Rupert decided to rebuild the villa. But on May 26, 2018, another storm took the varandah away. This time, Rupert closed it for good. Rupert and his Russian wife Olga came to Kerala in September 2008. They wandered all over the west coast looking for an ideal beach to start a hospitality business; a search that ended in Marari. “It was the quintessential tropical beach—white sands, palm trees and colourful fishing boats. Unspoilt, too!” says Olga.
Despite setting up five beachfront villas, the business wasn’t easy. Tired of the soil erosion and routine problems with the locals, they shut down the villas and started operating private pool villas further down the beach. Last month, they opened a new one called Frangipani Villa.
“It’s called a serviced villa,” says Rupert, pointing at the luxury two-bedroom villa with a private garden and pool. “You have the privacy of a holiday home, receive service similar to a premium hotel. So, we have a butler, housekeeper, chef, caretaker and security. Kerala Tourism has recognised serviced villas as a category. There are yoga, cooking and kayaking classes as well,” he says.
Guests can wander into the nearby village to see the work of local artisans or go to the backwaters in kayaks or houseboats. Rupert’s holiday home has guests coming in from UK, France, Germany and Scandinavia. With the increase in domestic tourism over the last few years, tourists from Chennai, Bangalore, Mumbai, Pune, Coimbatore and Kochi visit too.
Rupert and Olga’s ‘Marari Villas’, already operate two other villas called Orchid and Hibiscus. They enjoy a 97% TripAdvisor rating. “Kerala has a relaxed vibe and is much safer compared to the rest of India,” says Olga. “But there has been a lot of negative coverage about India in the international media in the last few years because of violence against female travellers. Now, Kerala is suffering, while Sri Lanka is prospering,” she says.
Rupert is all praise for the Malayali state of mind. But running a business still comes with many hurdles. The union threatened to close down the establishments and block guests. “The courts and labour office supported us,” says Olga. “The number of derelict warehouses across Alleppey is a sad sight. Unions can be so stubborn, that they would deprive people of employment rather than agreeing to compromise,” she adds.
The couple is also raising two kids—a boy and a girl who seem to be loving Marari. “Our workforce consists of 90 per cent locals, and many of them lack exposure.

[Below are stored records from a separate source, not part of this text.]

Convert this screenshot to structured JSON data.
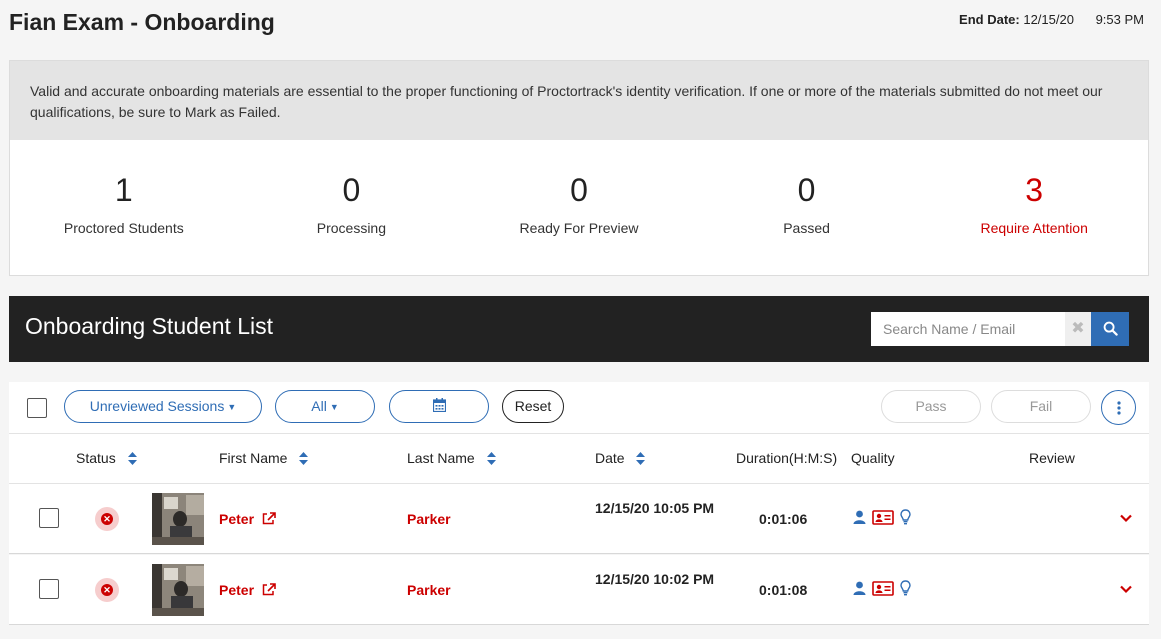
{
  "page": {
    "title": "Fian Exam - Onboarding",
    "end_date_label": "End Date:",
    "end_date": "12/15/20",
    "end_time": "9:53 PM"
  },
  "info": {
    "message": "Valid and accurate onboarding materials are essential to the proper functioning of Proctortrack's identity verification. If one or more of the materials submitted do not meet our qualifications, be sure to Mark as Failed."
  },
  "stats": [
    {
      "value": "1",
      "label": "Proctored Students"
    },
    {
      "value": "0",
      "label": "Processing"
    },
    {
      "value": "0",
      "label": "Ready For Preview"
    },
    {
      "value": "0",
      "label": "Passed"
    },
    {
      "value": "3",
      "label": "Require Attention"
    }
  ],
  "list": {
    "title": "Onboarding Student List",
    "search_placeholder": "Search Name / Email",
    "clear_glyph": "✖"
  },
  "toolbar": {
    "session_filter": "Unreviewed Sessions",
    "type_filter": "All",
    "reset_label": "Reset",
    "pass_label": "Pass",
    "fail_label": "Fail"
  },
  "columns": {
    "status": "Status",
    "first_name": "First Name",
    "last_name": "Last Name",
    "date": "Date",
    "duration": "Duration(H:M:S)",
    "quality": "Quality",
    "review": "Review"
  },
  "rows": [
    {
      "first_name": "Peter",
      "last_name": "Parker",
      "date": "12/15/20 10:05 PM",
      "duration": "0:01:06"
    },
    {
      "first_name": "Peter",
      "last_name": "Parker",
      "date": "12/15/20 10:02 PM",
      "duration": "0:01:08"
    }
  ],
  "colors": {
    "accent_blue": "#2f6db5",
    "alert_red": "#cc0000",
    "header_dark": "#222222"
  }
}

We are trying to instil certain standards in our property, and there is very little room for complaints,” he concludes.
The Indian connection
Through some fortuitous circumstances, Rupert Evers discovered that his great, great, great uncle, A F Sealy was born in India, and later became the first principal of Maharaja’s College in 1875. He also designed one of the main blocks on campus, now called the ‘Sealy Block’. He was also Ernakulam’s director of education. After 27 years as Principal, he retired and was ordained as a minister of St Francis Church in Fort Kochi. Incidentally, Rupert’s middle name is also Sealy.